VertNet / gulo

Shredding Darwin Core Archives with ferocity, strength, and Cascalog.
7 stars 5 forks source link

get-count should handle non-Vertnet IPTs #85

Closed robinkraft closed 10 years ago

robinkraft commented 11 years ago

The get-count function scrapes the resource page to get the record count. Unfortunately, some 17 non-VertNet IPTs put the count in slightly different places on the resource page.

This one is ok: http://ipt.vertnet.org:8080/ipt/resource.do?r=tcwc_verts

These ones aren't: http://ipt.calacademy.org:8080/ipt/resource.do?r=herp http://ipt.flmnh.ufl.edu:8080/ipt/resource.do?r=mammals http://ipt.nhm.ku.edu/ipt/resource.do?r=kubi_herps

get-count should be modified to handle slight variations like these.

eightysteele commented 11 years ago

+1 On Jul 11, 2013 7:42 PM, "Robin Kraft" notifications@github.com wrote:

The get-count function scrapes the resource page to get the record count. Unfortunately, some 17 non-VertNet IPTs put the count in slightly different places on the resource page.

This one is ok: http://ipt.vertnet.org:8080/ipt/resource.do?r=tcwc_verts

These ones aren't: http://ipt.calacademy.org:8080/ipt/resource.do?r=herp http://ipt.flmnh.ufl.edu:8080/ipt/resource.do?r=mammals http://ipt.nhm.ku.edu/ipt/resource.do?r=kubi_herps

get-count should be modified to handle slight variations like these.

— Reply to this email directly or view it on GitHubhttps://github.com/VertNet/gulo/issues/85 .

robinkraft commented 11 years ago

Ok, so it's really only 10:

http://ipt.calacademy.org:8080/ipt/resource.do?r=herp
http://ipt.flmnh.ufl.edu:8080/ipt/resource.do?r=mammals
http://ipt.flmnh.ufl.edu:8080/ipt/resource.do?r=herpetology
http://ipt.nhm.ku.edu/ipt/resource.do?r=kubi_herps
http://ipt.nhm.ku.edu/ipt/resource.do?r=kubi_mammals
http://ipt.nhm.ku.edu/ipt/resource.do?r=kubi_ornithology
http://ipt.nhm.ku.edu/ipt/resource.do?r=kubi_ornithology_tissue
http://ipt.flmnh.ufl.edu:8080/ipt/resource.do?r=ichthyology
http://ipt.calacademy.org:8080/ipt/resource.do?r=ich
http://ipt.calacademy.org:8080/ipt/resource.do?r=mam
robinkraft commented 11 years ago

The workaround for now (per #87) is to insert a -1 during sync instead of an empty string.

eightysteele commented 11 years ago

getting there. are the mods easy to handle these guys?
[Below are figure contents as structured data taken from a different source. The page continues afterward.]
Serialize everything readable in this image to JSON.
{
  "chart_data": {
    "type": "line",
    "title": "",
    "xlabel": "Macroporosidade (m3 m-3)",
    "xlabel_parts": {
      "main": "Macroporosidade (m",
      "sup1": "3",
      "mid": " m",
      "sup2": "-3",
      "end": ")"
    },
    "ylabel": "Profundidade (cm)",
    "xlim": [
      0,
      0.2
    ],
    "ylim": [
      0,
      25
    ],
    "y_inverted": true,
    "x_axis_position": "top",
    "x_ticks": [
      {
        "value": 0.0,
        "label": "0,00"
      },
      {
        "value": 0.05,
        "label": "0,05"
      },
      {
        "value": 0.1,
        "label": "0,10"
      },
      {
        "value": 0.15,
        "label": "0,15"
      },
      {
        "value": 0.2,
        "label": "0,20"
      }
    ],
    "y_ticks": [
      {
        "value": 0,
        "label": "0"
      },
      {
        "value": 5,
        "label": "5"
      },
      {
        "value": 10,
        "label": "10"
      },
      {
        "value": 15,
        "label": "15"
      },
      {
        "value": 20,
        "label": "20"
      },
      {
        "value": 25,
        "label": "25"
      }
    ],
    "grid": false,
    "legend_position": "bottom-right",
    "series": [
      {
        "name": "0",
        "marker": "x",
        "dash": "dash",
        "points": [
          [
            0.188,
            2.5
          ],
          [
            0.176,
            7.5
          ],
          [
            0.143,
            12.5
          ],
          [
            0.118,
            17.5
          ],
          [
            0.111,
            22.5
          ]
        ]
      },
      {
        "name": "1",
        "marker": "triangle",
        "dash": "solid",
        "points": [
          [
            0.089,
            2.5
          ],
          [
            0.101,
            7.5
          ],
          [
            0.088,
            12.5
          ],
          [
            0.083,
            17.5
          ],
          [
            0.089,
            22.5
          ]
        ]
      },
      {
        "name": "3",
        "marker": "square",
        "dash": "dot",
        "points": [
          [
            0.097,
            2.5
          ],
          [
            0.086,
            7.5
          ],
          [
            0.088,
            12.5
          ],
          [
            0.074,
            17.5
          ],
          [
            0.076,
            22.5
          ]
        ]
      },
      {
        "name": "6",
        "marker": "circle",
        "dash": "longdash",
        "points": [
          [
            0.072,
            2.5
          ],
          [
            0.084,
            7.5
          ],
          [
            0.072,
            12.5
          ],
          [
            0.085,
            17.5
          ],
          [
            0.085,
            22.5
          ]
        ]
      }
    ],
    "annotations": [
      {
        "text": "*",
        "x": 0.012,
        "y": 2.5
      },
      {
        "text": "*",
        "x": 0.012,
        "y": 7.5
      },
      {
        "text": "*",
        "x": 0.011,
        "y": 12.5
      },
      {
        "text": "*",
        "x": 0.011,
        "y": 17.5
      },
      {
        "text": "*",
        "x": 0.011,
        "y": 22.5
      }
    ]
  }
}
On Thu, Jul 11, 2013 at 8:13 PM, Robin Kraft notifications@github.comwrote:

Ok, so it's really only 10:

http://ipt.calacademy.org:8080/ipt/resource.do?r=herphttp://ipt.flmnh.ufl.edu:8080/ipt/resource.do?r=mammals http://ipt.flmnh.ufl.edu:8080/ipt/resource.do?r=herpetologyhttp://ipt.nhm.ku.edu/ipt/resource.do?r=kubi_herpshttp://ipt.nhm.ku.edu/ipt/resource.do?r=kubi_mammalshttp://ipt.nhm.ku.edu/ipt/resource.do?r=kubi_ornithologyhttp://ipt.nhm.ku.edu/ipt/resource.do?r=kubi_ornithology_tissuehttp://ipt.flmnh.ufl.edu:8080/ipt/resource.do?r=ichthyologyhttp://ipt.calacademy.org:8080/ipt/resource.do?r=ichhttp://ipt.calacademy.org:8080/ipt/resource.do?r=mam

— Reply to this email directly or view it on GitHubhttps://github.com/VertNet/gulo/issues/85#issuecomment-20856146 .

tucotuco commented 10 years ago

Resource counts work for all IPTs now.